The report found that explosive weapons, such as suicide bombs, landmines, unexploded ordinance, and air strikes, for example, account for 72% of child deaths and injuries across the world’s deadliest war zones.
The analysis is based on UN data on the five deadliest conflicts for children – Nigeria, Afghanistan, Iraq, Syria and Yemen – as well as from a new review of child injury data, commissioned by PBIP.
Other key findings include:
- In 2017 in Afghanistan, Iraq, Nigeria, Syria and Yemen 7,364 children were killed or maimed in conflict, with an estimated 5,322 of those linked to blasts.
- In Afghanistan, explosive weapons were the cause of death in 84 per cent of child conflict fatalities over a two-year period, compared to 56 per cent of civilian adult deaths. Child casualties were approximately twice as likely to be killed by rockets, mortars and grenades than adult casualties.
- Half of all child casualties in 2017 in Nigeria were the result of suicide attacks or IEDs
- Children’s bones bend more than those of adults, meaning a higher chance of long-term deformities as a result of blast injury. A child’s skull is also not as thick as that of an adult, meaning their risk of brain injury is higher.
- A child’s natural curiosity can put them in harm’s way. Unexploded ordnance – being small and sometimes colourful – can be easily mistaken for toys.

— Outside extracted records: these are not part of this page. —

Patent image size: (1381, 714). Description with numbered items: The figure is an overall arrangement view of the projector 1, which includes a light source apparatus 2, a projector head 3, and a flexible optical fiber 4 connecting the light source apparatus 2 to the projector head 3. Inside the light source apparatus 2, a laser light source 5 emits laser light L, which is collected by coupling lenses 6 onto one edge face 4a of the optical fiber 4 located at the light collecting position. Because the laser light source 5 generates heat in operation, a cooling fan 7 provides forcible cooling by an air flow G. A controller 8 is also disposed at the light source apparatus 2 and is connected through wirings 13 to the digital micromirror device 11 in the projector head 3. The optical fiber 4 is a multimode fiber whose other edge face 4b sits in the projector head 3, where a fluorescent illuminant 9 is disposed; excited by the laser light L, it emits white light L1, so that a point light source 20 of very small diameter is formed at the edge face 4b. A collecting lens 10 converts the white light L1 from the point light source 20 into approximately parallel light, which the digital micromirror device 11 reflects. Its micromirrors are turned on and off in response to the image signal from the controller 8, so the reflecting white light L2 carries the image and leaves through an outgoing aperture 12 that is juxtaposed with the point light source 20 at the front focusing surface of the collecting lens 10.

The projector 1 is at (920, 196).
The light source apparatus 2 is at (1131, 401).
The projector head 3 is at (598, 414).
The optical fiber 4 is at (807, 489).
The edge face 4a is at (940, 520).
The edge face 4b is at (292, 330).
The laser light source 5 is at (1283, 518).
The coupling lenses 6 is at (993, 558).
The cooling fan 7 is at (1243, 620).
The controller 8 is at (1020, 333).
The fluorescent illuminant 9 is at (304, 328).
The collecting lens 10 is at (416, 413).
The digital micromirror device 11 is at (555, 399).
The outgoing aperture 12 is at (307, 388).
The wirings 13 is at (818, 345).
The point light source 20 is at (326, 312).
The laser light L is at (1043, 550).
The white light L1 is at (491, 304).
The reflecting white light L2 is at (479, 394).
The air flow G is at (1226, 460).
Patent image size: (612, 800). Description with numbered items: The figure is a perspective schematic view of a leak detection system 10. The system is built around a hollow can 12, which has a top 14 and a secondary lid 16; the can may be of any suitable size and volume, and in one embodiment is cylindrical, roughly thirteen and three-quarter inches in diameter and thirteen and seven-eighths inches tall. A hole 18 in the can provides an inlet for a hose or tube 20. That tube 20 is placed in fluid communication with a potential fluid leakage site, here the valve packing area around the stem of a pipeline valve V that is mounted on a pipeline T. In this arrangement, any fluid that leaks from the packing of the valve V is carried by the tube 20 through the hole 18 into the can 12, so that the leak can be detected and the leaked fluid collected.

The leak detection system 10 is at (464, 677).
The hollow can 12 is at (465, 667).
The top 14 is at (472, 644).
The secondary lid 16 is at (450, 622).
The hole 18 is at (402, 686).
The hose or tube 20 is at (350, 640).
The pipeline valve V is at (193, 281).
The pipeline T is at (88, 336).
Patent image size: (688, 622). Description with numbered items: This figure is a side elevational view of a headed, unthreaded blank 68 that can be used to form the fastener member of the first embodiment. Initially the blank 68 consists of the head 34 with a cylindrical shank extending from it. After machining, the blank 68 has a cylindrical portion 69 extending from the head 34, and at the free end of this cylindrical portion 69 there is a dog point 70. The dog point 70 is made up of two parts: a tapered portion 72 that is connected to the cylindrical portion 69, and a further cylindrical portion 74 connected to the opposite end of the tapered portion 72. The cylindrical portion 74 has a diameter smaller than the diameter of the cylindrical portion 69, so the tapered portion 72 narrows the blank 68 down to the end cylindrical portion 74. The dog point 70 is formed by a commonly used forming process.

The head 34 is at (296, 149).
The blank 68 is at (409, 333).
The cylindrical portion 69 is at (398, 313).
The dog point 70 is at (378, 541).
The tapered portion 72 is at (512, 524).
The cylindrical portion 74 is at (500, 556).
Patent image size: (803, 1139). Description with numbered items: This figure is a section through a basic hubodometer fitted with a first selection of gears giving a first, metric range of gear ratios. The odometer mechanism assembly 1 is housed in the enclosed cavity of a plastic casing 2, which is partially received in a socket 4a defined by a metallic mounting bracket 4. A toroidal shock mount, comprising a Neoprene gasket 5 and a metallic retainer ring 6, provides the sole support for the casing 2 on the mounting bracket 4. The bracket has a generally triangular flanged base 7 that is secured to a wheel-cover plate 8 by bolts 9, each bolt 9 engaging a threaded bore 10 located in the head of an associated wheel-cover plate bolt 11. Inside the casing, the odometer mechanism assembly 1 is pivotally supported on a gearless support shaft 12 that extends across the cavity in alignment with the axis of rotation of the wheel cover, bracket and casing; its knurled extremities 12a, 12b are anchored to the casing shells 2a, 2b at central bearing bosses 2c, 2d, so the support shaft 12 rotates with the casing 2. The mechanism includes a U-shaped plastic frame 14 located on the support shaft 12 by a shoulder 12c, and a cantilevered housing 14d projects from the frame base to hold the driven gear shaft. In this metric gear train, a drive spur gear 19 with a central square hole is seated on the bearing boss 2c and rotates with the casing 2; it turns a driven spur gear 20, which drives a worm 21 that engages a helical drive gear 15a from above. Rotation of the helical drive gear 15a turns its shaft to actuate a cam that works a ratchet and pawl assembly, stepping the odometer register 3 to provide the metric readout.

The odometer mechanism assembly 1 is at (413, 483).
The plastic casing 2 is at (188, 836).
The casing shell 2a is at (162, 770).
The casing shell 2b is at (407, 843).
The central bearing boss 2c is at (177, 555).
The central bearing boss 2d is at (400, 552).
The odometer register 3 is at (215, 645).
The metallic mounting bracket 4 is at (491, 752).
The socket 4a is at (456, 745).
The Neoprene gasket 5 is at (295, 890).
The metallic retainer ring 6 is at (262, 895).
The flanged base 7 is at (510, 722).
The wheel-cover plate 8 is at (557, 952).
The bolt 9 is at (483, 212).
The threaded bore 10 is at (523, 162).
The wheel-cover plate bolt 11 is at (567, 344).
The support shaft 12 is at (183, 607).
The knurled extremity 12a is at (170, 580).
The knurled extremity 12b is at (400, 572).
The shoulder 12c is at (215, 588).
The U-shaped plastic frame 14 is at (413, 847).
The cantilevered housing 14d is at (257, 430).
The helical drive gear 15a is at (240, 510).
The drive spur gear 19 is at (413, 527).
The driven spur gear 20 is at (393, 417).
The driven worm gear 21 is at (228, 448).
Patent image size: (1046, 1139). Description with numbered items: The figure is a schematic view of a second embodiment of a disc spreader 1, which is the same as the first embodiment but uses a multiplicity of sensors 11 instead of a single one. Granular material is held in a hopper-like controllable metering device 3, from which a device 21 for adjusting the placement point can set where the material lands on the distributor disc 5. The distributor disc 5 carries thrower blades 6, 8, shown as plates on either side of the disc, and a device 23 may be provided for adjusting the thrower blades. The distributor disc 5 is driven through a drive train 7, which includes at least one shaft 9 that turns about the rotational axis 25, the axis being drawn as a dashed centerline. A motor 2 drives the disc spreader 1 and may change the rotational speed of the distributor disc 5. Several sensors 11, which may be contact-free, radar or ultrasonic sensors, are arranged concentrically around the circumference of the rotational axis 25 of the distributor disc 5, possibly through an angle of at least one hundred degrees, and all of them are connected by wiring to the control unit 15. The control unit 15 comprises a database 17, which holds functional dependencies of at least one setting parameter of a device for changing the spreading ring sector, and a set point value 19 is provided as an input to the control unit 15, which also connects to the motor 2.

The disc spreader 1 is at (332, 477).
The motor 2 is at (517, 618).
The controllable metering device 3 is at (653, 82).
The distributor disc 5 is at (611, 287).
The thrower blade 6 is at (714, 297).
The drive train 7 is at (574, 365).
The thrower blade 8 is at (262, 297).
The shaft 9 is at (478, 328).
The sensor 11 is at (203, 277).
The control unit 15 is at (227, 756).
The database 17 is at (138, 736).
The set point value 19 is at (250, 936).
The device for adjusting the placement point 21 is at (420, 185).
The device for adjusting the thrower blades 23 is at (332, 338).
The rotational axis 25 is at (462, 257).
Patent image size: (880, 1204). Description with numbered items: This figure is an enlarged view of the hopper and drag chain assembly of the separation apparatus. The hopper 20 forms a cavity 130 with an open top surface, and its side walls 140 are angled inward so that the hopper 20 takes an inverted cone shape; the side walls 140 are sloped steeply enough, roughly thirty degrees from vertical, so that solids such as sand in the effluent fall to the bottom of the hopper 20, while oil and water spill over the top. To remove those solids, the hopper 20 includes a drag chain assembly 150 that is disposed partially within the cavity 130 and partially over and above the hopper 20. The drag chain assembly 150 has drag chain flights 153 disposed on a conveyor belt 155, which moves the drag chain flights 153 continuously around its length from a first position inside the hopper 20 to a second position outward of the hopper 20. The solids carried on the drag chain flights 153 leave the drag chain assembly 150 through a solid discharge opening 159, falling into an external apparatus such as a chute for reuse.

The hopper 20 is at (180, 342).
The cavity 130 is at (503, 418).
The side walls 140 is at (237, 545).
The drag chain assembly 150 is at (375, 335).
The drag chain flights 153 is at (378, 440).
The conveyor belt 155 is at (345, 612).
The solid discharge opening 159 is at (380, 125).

- Children are not only at grave risk of injury or death from explosives during conflict but also in the aftermath, such as in the Ukraine where 220,000 children in the east of the country were at risk from landmines in 2017.
- In some cases, children in conflict were exclusively killed by blasts, such as in 2014 in Gaza where 100% of all reported child fatalities were the result of explosive weapons
- The physical toll of explosive weapons on children is coupled with a heavy psychological toll, with 84% of adults and almost all children saying that ongoing bombing and shelling was the number one cause of psychological stress in children’s daily lives.
In response to the findings, PBIP launched a new ground-breaking field handbook to help doctors and surgeons working with children injured by explosive weapons.